New York City’s human rights commission has assembled a COVID-19 response team to address a spike in pandemic-related harassment and discrimination cases. The team is currently looking into 18 incidents of housing and public accommodation discrimination, as well as race, national origin, and disability bias.

According to the commission, 248 COVID-19-related discrimination reports have been filed since February, with more than 40 per cent identified as anti-Asian harassment. The numbers represent a dramatic rise over the same period last year, where officials only received 5 such reports.

“All New Yorkers are facing extraordinary levels of stress right now; discrimination and harassment should not be among them,” Chair and Commissioner of the NYC Commission on Human Rights, Carmelyn P. Malalis, said in a statement.

“Even in the midst of a pandemic, human rights cannot be violated, and we encourage anyone who has experienced COVID-19- related discrimination to report it to us.”

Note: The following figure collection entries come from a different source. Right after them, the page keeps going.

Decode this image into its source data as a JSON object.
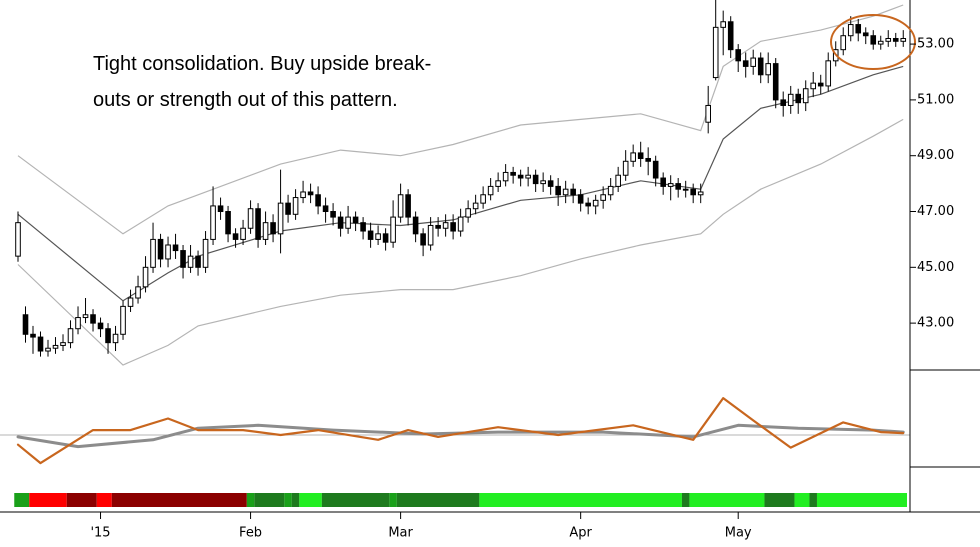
{
  "chart_data": [
    {
      "type": "candlestick",
      "annotation": [
        "Tight consolidation. Buy upside break-",
        "outs or strength out of this pattern."
      ],
      "xlim": [
        -2.4,
        118.9
      ],
      "xticks": [
        {
          "value": 11,
          "label": "'15"
        },
        {
          "value": 31,
          "label": "Feb"
        },
        {
          "value": 51,
          "label": "Mar"
        },
        {
          "value": 75,
          "label": "Apr"
        },
        {
          "value": 96,
          "label": "May"
        }
      ],
      "ylim": [
        41.32,
        54.58
      ],
      "yticks": [
        {
          "value": 43,
          "label": "43.00"
        },
        {
          "value": 45,
          "label": "45.00"
        },
        {
          "value": 47,
          "label": "47.00"
        },
        {
          "value": 49,
          "label": "49.00"
        },
        {
          "value": 51,
          "label": "51.00"
        },
        {
          "value": 53,
          "label": "53.00"
        }
      ],
      "up_color": "#ffffff",
      "down_color": "#000000",
      "open": [
        45.4,
        43.3,
        42.6,
        42.5,
        42.0,
        42.1,
        42.2,
        42.3,
        42.8,
        43.2,
        43.3,
        43.0,
        42.8,
        42.3,
        42.6,
        43.6,
        43.9,
        44.3,
        45.0,
        46.0,
        45.3,
        45.8,
        45.6,
        45.0,
        45.4,
        45.0,
        46.0,
        47.2,
        47.0,
        46.2,
        46.0,
        46.4,
        47.1,
        46.0,
        46.6,
        46.2,
        47.3,
        46.9,
        47.5,
        47.7,
        47.6,
        47.2,
        47.0,
        46.8,
        46.4,
        46.8,
        46.6,
        46.3,
        46.0,
        46.2,
        45.9,
        46.8,
        47.6,
        46.8,
        46.2,
        45.8,
        46.5,
        46.4,
        46.6,
        46.3,
        46.8,
        47.1,
        47.3,
        47.6,
        47.9,
        48.1,
        48.4,
        48.3,
        48.2,
        48.3,
        48.0,
        48.1,
        47.9,
        47.6,
        47.8,
        47.6,
        47.3,
        47.2,
        47.4,
        47.6,
        47.9,
        48.3,
        48.8,
        49.1,
        48.9,
        48.8,
        48.2,
        47.9,
        48.0,
        47.8,
        47.8,
        47.6,
        50.2,
        51.8,
        53.6,
        53.8,
        52.8,
        52.4,
        52.2,
        52.5,
        51.9,
        52.3,
        51.0,
        50.8,
        51.2,
        50.9,
        51.4,
        51.6,
        51.5,
        52.4,
        52.8,
        53.3,
        53.7,
        53.4,
        53.3,
        53.0,
        53.1,
        53.2,
        53.1
      ],
      "high": [
        47.0,
        43.6,
        42.9,
        42.7,
        42.4,
        42.5,
        42.6,
        43.1,
        43.6,
        43.9,
        43.5,
        43.2,
        43.0,
        42.9,
        43.8,
        44.2,
        44.7,
        45.4,
        46.6,
        46.2,
        46.1,
        46.2,
        45.8,
        45.8,
        45.6,
        46.3,
        47.9,
        47.5,
        47.2,
        46.4,
        46.7,
        47.4,
        47.3,
        47.0,
        46.9,
        48.5,
        47.6,
        47.8,
        48.1,
        48.0,
        47.9,
        47.5,
        47.3,
        47.0,
        47.2,
        47.0,
        46.8,
        46.6,
        46.5,
        46.4,
        47.4,
        48.0,
        47.8,
        47.0,
        46.4,
        46.8,
        46.8,
        46.9,
        46.9,
        47.1,
        47.4,
        47.6,
        47.9,
        48.2,
        48.4,
        48.7,
        48.6,
        48.5,
        48.6,
        48.5,
        48.4,
        48.3,
        48.2,
        48.1,
        48.0,
        47.8,
        47.5,
        47.6,
        47.9,
        48.2,
        48.6,
        49.2,
        49.4,
        49.5,
        49.3,
        49.0,
        48.4,
        48.3,
        48.2,
        48.1,
        48.0,
        48.0,
        51.5,
        54.6,
        54.2,
        54.0,
        53.0,
        52.7,
        52.8,
        52.7,
        52.7,
        52.5,
        51.3,
        51.5,
        51.4,
        51.7,
        52.0,
        51.9,
        52.7,
        53.1,
        53.6,
        54.0,
        53.9,
        53.6,
        53.5,
        53.3,
        53.5,
        53.4,
        53.5
      ],
      "low": [
        45.2,
        42.3,
        41.9,
        41.8,
        41.8,
        41.9,
        42.0,
        42.1,
        42.6,
        43.0,
        42.7,
        42.5,
        41.9,
        42.0,
        42.4,
        43.4,
        43.7,
        44.1,
        44.8,
        45.0,
        45.0,
        45.3,
        44.6,
        44.8,
        44.7,
        44.8,
        45.8,
        46.7,
        45.9,
        45.7,
        45.8,
        46.2,
        45.7,
        45.8,
        45.9,
        45.5,
        46.6,
        46.7,
        47.3,
        47.3,
        46.9,
        46.6,
        46.5,
        46.1,
        46.2,
        46.3,
        46.0,
        45.7,
        45.8,
        45.6,
        45.7,
        46.6,
        46.5,
        45.9,
        45.4,
        45.6,
        46.1,
        46.1,
        46.0,
        46.1,
        46.6,
        46.9,
        47.1,
        47.4,
        47.7,
        47.9,
        48.0,
        47.9,
        47.9,
        47.7,
        47.7,
        47.6,
        47.2,
        47.3,
        47.3,
        47.0,
        46.9,
        46.9,
        47.1,
        47.4,
        47.7,
        48.1,
        48.6,
        48.6,
        48.3,
        47.9,
        47.6,
        47.4,
        47.5,
        47.5,
        47.3,
        47.3,
        49.8,
        51.7,
        52.6,
        52.5,
        52.0,
        51.8,
        51.9,
        51.6,
        51.6,
        50.7,
        50.4,
        50.5,
        50.5,
        50.6,
        51.1,
        51.2,
        51.3,
        52.2,
        52.6,
        53.1,
        53.1,
        53.0,
        52.8,
        52.8,
        52.9,
        52.9,
        52.9
      ],
      "close": [
        46.6,
        42.6,
        42.5,
        42.0,
        42.1,
        42.2,
        42.3,
        42.8,
        43.2,
        43.3,
        43.0,
        42.8,
        42.3,
        42.6,
        43.6,
        43.9,
        44.3,
        45.0,
        46.0,
        45.3,
        45.8,
        45.6,
        45.0,
        45.4,
        45.0,
        46.0,
        47.2,
        47.0,
        46.2,
        46.0,
        46.4,
        47.1,
        46.0,
        46.6,
        46.2,
        47.3,
        46.9,
        47.5,
        47.7,
        47.6,
        47.2,
        47.0,
        46.8,
        46.4,
        46.8,
        46.6,
        46.3,
        46.0,
        46.2,
        45.9,
        46.8,
        47.6,
        46.8,
        46.2,
        45.8,
        46.5,
        46.4,
        46.6,
        46.3,
        46.8,
        47.1,
        47.3,
        47.6,
        47.9,
        48.1,
        48.4,
        48.3,
        48.2,
        48.3,
        48.0,
        48.1,
        47.9,
        47.6,
        47.8,
        47.6,
        47.3,
        47.2,
        47.4,
        47.6,
        47.9,
        48.3,
        48.8,
        49.1,
        48.9,
        48.8,
        48.2,
        47.9,
        48.0,
        47.8,
        47.8,
        47.6,
        47.7,
        50.8,
        53.6,
        53.8,
        52.8,
        52.4,
        52.2,
        52.5,
        51.9,
        52.3,
        51.0,
        50.8,
        51.2,
        50.9,
        51.4,
        51.6,
        51.5,
        52.4,
        52.8,
        53.3,
        53.7,
        53.4,
        53.3,
        53.0,
        53.1,
        53.2,
        53.1,
        53.2
      ],
      "bands": [
        {
          "color": "#b4b4b4",
          "x": [
            0,
            14,
            20,
            24,
            35,
            43,
            51,
            58,
            67,
            75,
            83,
            91,
            94,
            99,
            107,
            114,
            118
          ],
          "values": [
            49.0,
            46.2,
            47.2,
            47.6,
            48.7,
            49.2,
            49.0,
            49.4,
            50.1,
            50.3,
            50.5,
            49.9,
            52.2,
            53.1,
            53.5,
            54.0,
            54.4
          ]
        },
        {
          "color": "#555555",
          "x": [
            0,
            14,
            20,
            24,
            35,
            43,
            51,
            58,
            67,
            75,
            83,
            91,
            94,
            99,
            107,
            114,
            118
          ],
          "values": [
            46.9,
            43.8,
            44.8,
            45.4,
            46.3,
            46.6,
            46.5,
            46.7,
            47.4,
            47.6,
            48.1,
            47.8,
            49.6,
            50.7,
            51.2,
            51.9,
            52.2
          ]
        },
        {
          "color": "#b4b4b4",
          "x": [
            0,
            14,
            20,
            24,
            35,
            43,
            51,
            58,
            67,
            75,
            83,
            91,
            94,
            99,
            107,
            114,
            118
          ],
          "values": [
            45.1,
            41.5,
            42.2,
            42.9,
            43.6,
            44.0,
            44.2,
            44.2,
            44.7,
            45.3,
            45.8,
            46.2,
            46.9,
            47.8,
            48.7,
            49.7,
            50.3
          ]
        }
      ]
    },
    {
      "type": "line",
      "ylim": [
        0,
        100
      ],
      "reference": 33,
      "reference_color": "#b4b4b4",
      "series": [
        {
          "color": "#8c8c8c",
          "width": 3,
          "x": [
            0,
            8,
            18,
            24,
            32,
            42,
            54,
            64,
            78,
            90,
            96,
            104,
            114,
            118
          ],
          "values": [
            31,
            21,
            28,
            40,
            43,
            38,
            34,
            36,
            36,
            31,
            43,
            40,
            38,
            36
          ]
        },
        {
          "color": "#c8661e",
          "width": 2.2,
          "x": [
            0,
            3,
            10,
            15,
            20,
            24,
            30,
            35,
            40,
            48,
            52,
            56,
            64,
            72,
            82,
            90,
            94,
            98,
            103,
            110,
            115,
            118
          ],
          "values": [
            23,
            4,
            38,
            38,
            50,
            38,
            38,
            33,
            38,
            28,
            38,
            31,
            41,
            33,
            43,
            28,
            71,
            48,
            20,
            46,
            36,
            35
          ]
        }
      ]
    },
    {
      "type": "strip",
      "segments": [
        {
          "from": 0,
          "to": 1,
          "color": "#1aa01a"
        },
        {
          "from": 2,
          "to": 6,
          "color": "#ff0000"
        },
        {
          "from": 7,
          "to": 10,
          "color": "#8b0000"
        },
        {
          "from": 11,
          "to": 12,
          "color": "#ff0000"
        },
        {
          "from": 13,
          "to": 30,
          "color": "#8b0000"
        },
        {
          "from": 31,
          "to": 31,
          "color": "#1aa01a"
        },
        {
          "from": 32,
          "to": 35,
          "color": "#1e7a1e"
        },
        {
          "from": 36,
          "to": 36,
          "color": "#1aa01a"
        },
        {
          "from": 37,
          "to": 37,
          "color": "#1e7a1e"
        },
        {
          "from": 38,
          "to": 40,
          "color": "#22ee22"
        },
        {
          "from": 41,
          "to": 49,
          "color": "#1e7a1e"
        },
        {
          "from": 50,
          "to": 50,
          "color": "#1aa01a"
        },
        {
          "from": 51,
          "to": 61,
          "color": "#1e7a1e"
        },
        {
          "from": 62,
          "to": 88,
          "color": "#22ee22"
        },
        {
          "from": 89,
          "to": 89,
          "color": "#1e7a1e"
        },
        {
          "from": 90,
          "to": 99,
          "color": "#22ee22"
        },
        {
          "from": 100,
          "to": 103,
          "color": "#1e7a1e"
        },
        {
          "from": 104,
          "to": 105,
          "color": "#22ee22"
        },
        {
          "from": 106,
          "to": 106,
          "color": "#1e7a1e"
        },
        {
          "from": 107,
          "to": 118,
          "color": "#22ee22"
        }
      ]
    }
  ]
}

NYC residents who are a victim of pandemic-based discrimination are asked to call 311 and say “human rights” or go online to file a report.

Victims and witnesses of hate crimes are asked to call 911.

Other forms of pandemic discrimination

An uptick in violence towards people of Asian descent isn’t the only way COVID-19 is revealing racial bias in the U.S.

Earlier this month, a UN independent human rights experts called on governments to commit to racial equity and equality in their response to the COVID-19 pandemic. The call-to-action comes amid reports that African Americans are significantly more likely to die from COVID-19 when compared to other races in parts of the U.S., even in areas where the population is predominantly white.

In a UN press release, The Working Group of Experts on People of African Descent identified “structural discrimination” as an element that could worsen health care inequities and could contribute to a disproportionate number of COVID-19 deaths for people of African descent.

“Despite robust responses, states have not recognized the specific health risks faced by people of African descent or how racial discrimination and implicit bias and racial stereotypes may pervade policy,” Ahmed Reid, the working group’s chair, said in a statement.